Once the sauce has thickened, turn the heat down to medium low: The sauce will settle into a creamy, slightly glossy state, and lowering the heat prevents splitting when you add the yogurt mixture. Keeping it too hot risks curdling the dairy, so reduce gently and maintain a slow, even simmer. If you do not reduce the heat, the yogurt can separate, leaving a broken texture.
In a separate medium bowl, whisk together the Greek yogurt and the remaining 1 1/2 tablespoons of chicken broth until smooth and creamy: The yogurt should transform into a silky emulsion when whisked with warm broth, softening its tang and making it easier to incorporate. Whisking in a bowl first prevents lumps and reduces thermal shock when added to the hot sauce. If you pour cold yogurt straight in, it can seize up, so tempering is key.
While whisking, pour the yogurt mixture into the chicken broth mixture and stir until well combined: As the two meet, you will see a sheen return to the sauce, and aromas blend into a rounded, slightly tangy profile. Stir steadily to achieve a homogeneous texture. Rapid temperature change can cause separation, so stir gently and steadily. If you notice any curdling, lower the heat and whisk vigorously to reemulsify.
Bring to a simmer and cook until it begins to thicken, about 5 minutes: The sauce will become velvety and cling to the back of a spoon, signaling readiness. This brief simmer allows flavors to marry and for the mixture to reach the perfect coating consistency. Over simmering tightens the sauce too much and can make it pasty, so watch the clock and remove from heat at the right moment.

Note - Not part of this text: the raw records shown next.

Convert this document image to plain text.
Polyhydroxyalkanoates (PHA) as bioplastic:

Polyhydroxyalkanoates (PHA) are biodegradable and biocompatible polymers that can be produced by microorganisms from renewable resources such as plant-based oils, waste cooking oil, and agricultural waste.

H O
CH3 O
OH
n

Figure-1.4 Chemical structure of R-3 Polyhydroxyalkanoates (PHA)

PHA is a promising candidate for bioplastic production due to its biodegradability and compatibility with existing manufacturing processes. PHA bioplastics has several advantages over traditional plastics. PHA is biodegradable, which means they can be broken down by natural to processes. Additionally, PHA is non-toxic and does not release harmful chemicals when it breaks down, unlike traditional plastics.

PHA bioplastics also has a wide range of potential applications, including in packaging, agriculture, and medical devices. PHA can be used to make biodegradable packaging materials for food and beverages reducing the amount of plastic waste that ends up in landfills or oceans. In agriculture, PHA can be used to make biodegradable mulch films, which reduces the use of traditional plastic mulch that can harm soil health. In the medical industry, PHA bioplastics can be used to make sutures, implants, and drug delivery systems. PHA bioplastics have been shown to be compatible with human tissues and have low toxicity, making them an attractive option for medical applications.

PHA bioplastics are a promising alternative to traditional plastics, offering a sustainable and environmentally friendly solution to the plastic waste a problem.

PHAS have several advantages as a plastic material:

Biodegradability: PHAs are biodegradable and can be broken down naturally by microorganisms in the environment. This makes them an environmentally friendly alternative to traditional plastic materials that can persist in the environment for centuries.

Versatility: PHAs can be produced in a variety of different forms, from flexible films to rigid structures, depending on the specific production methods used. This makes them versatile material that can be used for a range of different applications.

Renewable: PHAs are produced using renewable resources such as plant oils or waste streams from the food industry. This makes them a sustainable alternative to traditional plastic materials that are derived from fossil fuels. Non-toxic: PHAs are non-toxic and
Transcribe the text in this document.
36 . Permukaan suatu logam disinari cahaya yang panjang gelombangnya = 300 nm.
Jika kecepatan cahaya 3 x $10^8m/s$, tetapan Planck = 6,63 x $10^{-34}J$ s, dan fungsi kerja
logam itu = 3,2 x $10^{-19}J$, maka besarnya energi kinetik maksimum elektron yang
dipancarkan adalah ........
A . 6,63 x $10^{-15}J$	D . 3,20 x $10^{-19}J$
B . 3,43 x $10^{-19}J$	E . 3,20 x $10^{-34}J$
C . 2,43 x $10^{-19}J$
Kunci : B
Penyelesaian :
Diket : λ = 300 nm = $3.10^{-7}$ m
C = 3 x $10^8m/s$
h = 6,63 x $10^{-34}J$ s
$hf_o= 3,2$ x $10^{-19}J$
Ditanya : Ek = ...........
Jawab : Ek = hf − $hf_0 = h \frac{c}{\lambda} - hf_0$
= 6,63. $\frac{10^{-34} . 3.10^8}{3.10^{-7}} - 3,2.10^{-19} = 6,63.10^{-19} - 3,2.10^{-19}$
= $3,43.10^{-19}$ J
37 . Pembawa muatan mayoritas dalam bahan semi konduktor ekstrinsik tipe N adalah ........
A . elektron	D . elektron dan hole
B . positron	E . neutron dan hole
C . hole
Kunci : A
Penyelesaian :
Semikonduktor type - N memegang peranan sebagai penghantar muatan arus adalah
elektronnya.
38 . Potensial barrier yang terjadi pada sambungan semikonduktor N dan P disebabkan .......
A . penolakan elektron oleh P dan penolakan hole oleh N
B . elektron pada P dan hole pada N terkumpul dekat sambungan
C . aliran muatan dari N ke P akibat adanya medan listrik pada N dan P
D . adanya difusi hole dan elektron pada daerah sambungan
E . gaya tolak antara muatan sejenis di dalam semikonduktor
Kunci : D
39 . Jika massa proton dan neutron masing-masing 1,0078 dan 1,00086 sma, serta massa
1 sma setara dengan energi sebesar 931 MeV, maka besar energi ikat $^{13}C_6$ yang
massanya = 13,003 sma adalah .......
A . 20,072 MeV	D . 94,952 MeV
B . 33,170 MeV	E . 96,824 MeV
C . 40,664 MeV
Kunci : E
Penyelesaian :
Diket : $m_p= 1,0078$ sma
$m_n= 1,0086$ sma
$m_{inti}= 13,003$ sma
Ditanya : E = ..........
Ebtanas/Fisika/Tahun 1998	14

Season to taste with salt and pepper: Fine tune the flavor now, tasting for balance. Freshly ground pepper adds aromatic lift while salt amplifies the savory notes. Go easy, since the chicken broth contributed salt earlier. A common mistake is heavy handed seasoning; small adjustments after tasting yield the best result.
Add the cooked potato noodles into the sauce and stir until evenly coated: As you fold the noodles in, they will glisten with sauce and the kitchen will fill with a cozy, savory perfume. The noodles should look glossy and fully coated, with some bits of golden edge visible. If the sauce seems too thin, let it sit off heat for a minute to thicken slightly; if too thick, stir in a splash of broth. Avoid aggressive mixing, which can break down the delicate noodles.
Divide between plates, top with the chicken slash vegetable mixture, and garnish with fresh parsley: The final assembly brings warmth from the sauced noodles and the savory poached topping. The garnish of chopped parsley introduces a bright, herbaceous finish. Plate mindfully so each serving gets a balance of noodles and the chicken vegetable mix. A mistake to avoid is piling everything together without balance, which can hide the contrast that makes the dish sing.